Mobilização para derrotar o fascismo
Presidente estadual do PCdoB do RS e ex-deputado, Juliano Roso enfatizou a necessidade de continuar isolando e derrotando o fascismo no Brasil. “Eles tentaram dar um golpe e conseguimos impedir porque essa ideia da democracia, da Frente Ampla, é uma ideia vitoriosa na sociedade brasileira. Agora precisamos dar um passo a frente. Essa turma da extrema direita brasileira está organizada, com dinheiro, com comunicação, com base social radicalizada. Só tem uma forma de responder a isso: é o povo na rua organizado, não podemos tirar o pé da rua”, defendeu.
De acordo com ele, houve uma vitória eleitoral, política, e agora se precisa ter uma vitória ideológica. “Isso exige uma tarefa conjunta, complexa, coletiva, não podemos dar trégua, nesse debate que tem que se também no campo judiciário”, disse.
Na mesma linha, o presidente estadual da Rede, André Costa, enfatizou que unidade entre os partidos precisa se materializar no dia a dia. “Nós vencemos uma eleição muito difícil, se eles tivessem ganhado teriam acabado com todos os direitos. Precisamos ir para as ruas, mobilizar os sindicatos, movimentos sociais, para que a gente possa retomar o direito, por exemplo, do trabalhador fazer a sua rescisão dentro do sindicato e não abaixo dos olhos do patrão. É preciso que esse Fórum, que sempre nos traz grandes avanços, entenda que o nosso papel neste governo, para derrotar o fascismo, é mobilizador”.
O presidente estadual do PSB, Mario Bruck, destacou as dicotomias do Brasil. “Nosso país é um pais de riqueza e desigualdade, de luxo e miséria, beleza cultural e violência”. Ele lembrou da necessidade de reinventar o fazer político e, como os demais palestrantes, enfatizou a importância de mobilizar a sociedade para a luta pela redução das desigualdades.

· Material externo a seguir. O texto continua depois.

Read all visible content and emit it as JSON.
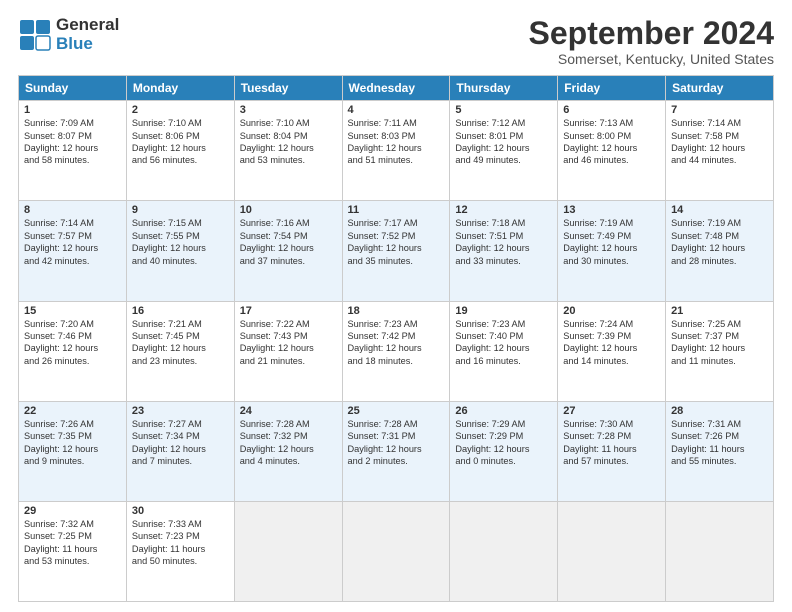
{
  "header": {
    "logo_line1": "General",
    "logo_line2": "Blue",
    "month_title": "September 2024",
    "location": "Somerset, Kentucky, United States"
  },
  "days_of_week": [
    "Sunday",
    "Monday",
    "Tuesday",
    "Wednesday",
    "Thursday",
    "Friday",
    "Saturday"
  ],
  "weeks": [
    [
      {
        "day": "1",
        "lines": [
          "Sunrise: 7:09 AM",
          "Sunset: 8:07 PM",
          "Daylight: 12 hours",
          "and 58 minutes."
        ]
      },
      {
        "day": "2",
        "lines": [
          "Sunrise: 7:10 AM",
          "Sunset: 8:06 PM",
          "Daylight: 12 hours",
          "and 56 minutes."
        ]
      },
      {
        "day": "3",
        "lines": [
          "Sunrise: 7:10 AM",
          "Sunset: 8:04 PM",
          "Daylight: 12 hours",
          "and 53 minutes."
        ]
      },
      {
        "day": "4",
        "lines": [
          "Sunrise: 7:11 AM",
          "Sunset: 8:03 PM",
          "Daylight: 12 hours",
          "and 51 minutes."
        ]
      },
      {
        "day": "5",
        "lines": [
          "Sunrise: 7:12 AM",
          "Sunset: 8:01 PM",
          "Daylight: 12 hours",
          "and 49 minutes."
        ]
      },
      {
        "day": "6",
        "lines": [
          "Sunrise: 7:13 AM",
          "Sunset: 8:00 PM",
          "Daylight: 12 hours",
          "and 46 minutes."
        ]
      },
      {
        "day": "7",
        "lines": [
          "Sunrise: 7:14 AM",
          "Sunset: 7:58 PM",
          "Daylight: 12 hours",
          "and 44 minutes."
        ]
      }
    ],
    [
      {
        "day": "8",
        "lines": [
          "Sunrise: 7:14 AM",
          "Sunset: 7:57 PM",
          "Daylight: 12 hours",
          "and 42 minutes."
        ]
      },
      {
        "day": "9",
        "lines": [
          "Sunrise: 7:15 AM",
          "Sunset: 7:55 PM",
          "Daylight: 12 hours",
          "and 40 minutes."
        ]
      },
      {
        "day": "10",
        "lines": [
          "Sunrise: 7:16 AM",
          "Sunset: 7:54 PM",
          "Daylight: 12 hours",
          "and 37 minutes."
        ]
      },
      {
        "day": "11",
        "lines": [
          "Sunrise: 7:17 AM",
          "Sunset: 7:52 PM",
          "Daylight: 12 hours",
          "and 35 minutes."
        ]
      },
      {
        "day": "12",
        "lines": [
          "Sunrise: 7:18 AM",
          "Sunset: 7:51 PM",
          "Daylight: 12 hours",
          "and 33 minutes."
        ]
      },
      {
        "day": "13",
        "lines": [
          "Sunrise: 7:19 AM",
          "Sunset: 7:49 PM",
          "Daylight: 12 hours",
          "and 30 minutes."
        ]
      },
      {
        "day": "14",
        "lines": [
          "Sunrise: 7:19 AM",
          "Sunset: 7:48 PM",
          "Daylight: 12 hours",
          "and 28 minutes."
        ]
      }
    ],
    [
      {
        "day": "15",
        "lines": [
          "Sunrise: 7:20 AM",
          "Sunset: 7:46 PM",
          "Daylight: 12 hours",
          "and 26 minutes."
        ]
      },
      {
        "day": "16",
        "lines": [
          "Sunrise: 7:21 AM",
          "Sunset: 7:45 PM",
          "Daylight: 12 hours",
          "and 23 minutes."
        ]
      },
      {
        "day": "17",
        "lines": [
          "Sunrise: 7:22 AM",
          "Sunset: 7:43 PM",
          "Daylight: 12 hours",
          "and 21 minutes."
        ]
      },
      {
        "day": "18",
        "lines": [
          "Sunrise: 7:23 AM",
          "Sunset: 7:42 PM",
          "Daylight: 12 hours",
          "and 18 minutes."
        ]
      },
      {
        "day": "19",
        "lines": [
          "Sunrise: 7:23 AM",
          "Sunset: 7:40 PM",
          "Daylight: 12 hours",
          "and 16 minutes."
        ]
      },
      {
        "day": "20",
        "lines": [
          "Sunrise: 7:24 AM",
          "Sunset: 7:39 PM",
          "Daylight: 12 hours",
          "and 14 minutes."
        ]
      },
      {
        "day": "21",
        "lines": [
          "Sunrise: 7:25 AM",
          "Sunset: 7:37 PM",
          "Daylight: 12 hours",
          "and 11 minutes."
        ]
      }
    ],
    [
      {
        "day": "22",
        "lines": [
          "Sunrise: 7:26 AM",
          "Sunset: 7:35 PM",
          "Daylight: 12 hours",
          "and 9 minutes."
        ]
      },
      {
        "day": "23",
        "lines": [
          "Sunrise: 7:27 AM",
          "Sunset: 7:34 PM",
          "Daylight: 12 hours",
          "and 7 minutes."
        ]
      },
      {
        "day": "24",
        "lines": [
          "Sunrise: 7:28 AM",
          "Sunset: 7:32 PM",
          "Daylight: 12 hours",
          "and 4 minutes."
        ]
      },
      {
        "day": "25",
        "lines": [
          "Sunrise: 7:28 AM",
          "Sunset: 7:31 PM",
          "Daylight: 12 hours",
          "and 2 minutes."
        ]
      },
      {
        "day": "26",
        "lines": [
          "Sunrise: 7:29 AM",
          "Sunset: 7:29 PM",
          "Daylight: 12 hours",
          "and 0 minutes."
        ]
      },
      {
        "day": "27",
        "lines": [
          "Sunrise: 7:30 AM",
          "Sunset: 7:28 PM",
          "Daylight: 11 hours",
          "and 57 minutes."
        ]
      },
      {
        "day": "28",
        "lines": [
          "Sunrise: 7:31 AM",
          "Sunset: 7:26 PM",
          "Daylight: 11 hours",
          "and 55 minutes."
        ]
      }
    ],
    [
      {
        "day": "29",
        "lines": [
          "Sunrise: 7:32 AM",
          "Sunset: 7:25 PM",
          "Daylight: 11 hours",
          "and 53 minutes."
        ]
      },
      {
        "day": "30",
        "lines": [
          "Sunrise: 7:33 AM",
          "Sunset: 7:23 PM",
          "Daylight: 11 hours",
          "and 50 minutes."
        ]
      },
      {
        "day": "",
        "lines": []
      },
      {
        "day": "",
        "lines": []
      },
      {
        "day": "",
        "lines": []
      },
      {
        "day": "",
        "lines": []
      },
      {
        "day": "",
        "lines": []
      }
    ]
  ]
}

“Queremos construir uma perspectiva política pela qual vale a pena viver e lutar, queremos igualdade de gênero nas relações sociais e paridade política, bem como o enfrentamento de todas as formas de violência. Um país que não discrimina, onde todos e todas importam e têm oportunidade para prosperar e viver com dignidade. Precisamos da transformação estrutural a longo prazo por meio do aprofundamento da democracia. O Brasil que queremos construir defende a priorização de investimento na educação”, exemplificou.
Presidente estadual do Partido Verde, Márcio Souza, fez um resgate do tempo em que atuou como chefe de gabinete do então ministro da Justiça, Tarso Genro, elencando os avanços e projetos desenvolvidos e a reação da direita naquele período.
“Não bastava para a direita, para os democratas liberais, a sua garantia de lucro pela expansão de mercado interno, e com um player mais potente do mercado internacional, jogar o jogo democrático. Eles não estavam satisfeitos. Percebemos, de um lado, que eles não estavam satisfeitos de dividir os assentos dos aviões com a classe trabalhadora e, por outro, eles não queriam ascensão de uma classe trabalhadora consciente que pudesse apontar para a mudança da classe dirigente do país efetiva”, comentou Souza, citando como exemplo o ProUni. Ele também apresentou propostas, para que não se repitam os erros do passado, entre eles a questão ambiental.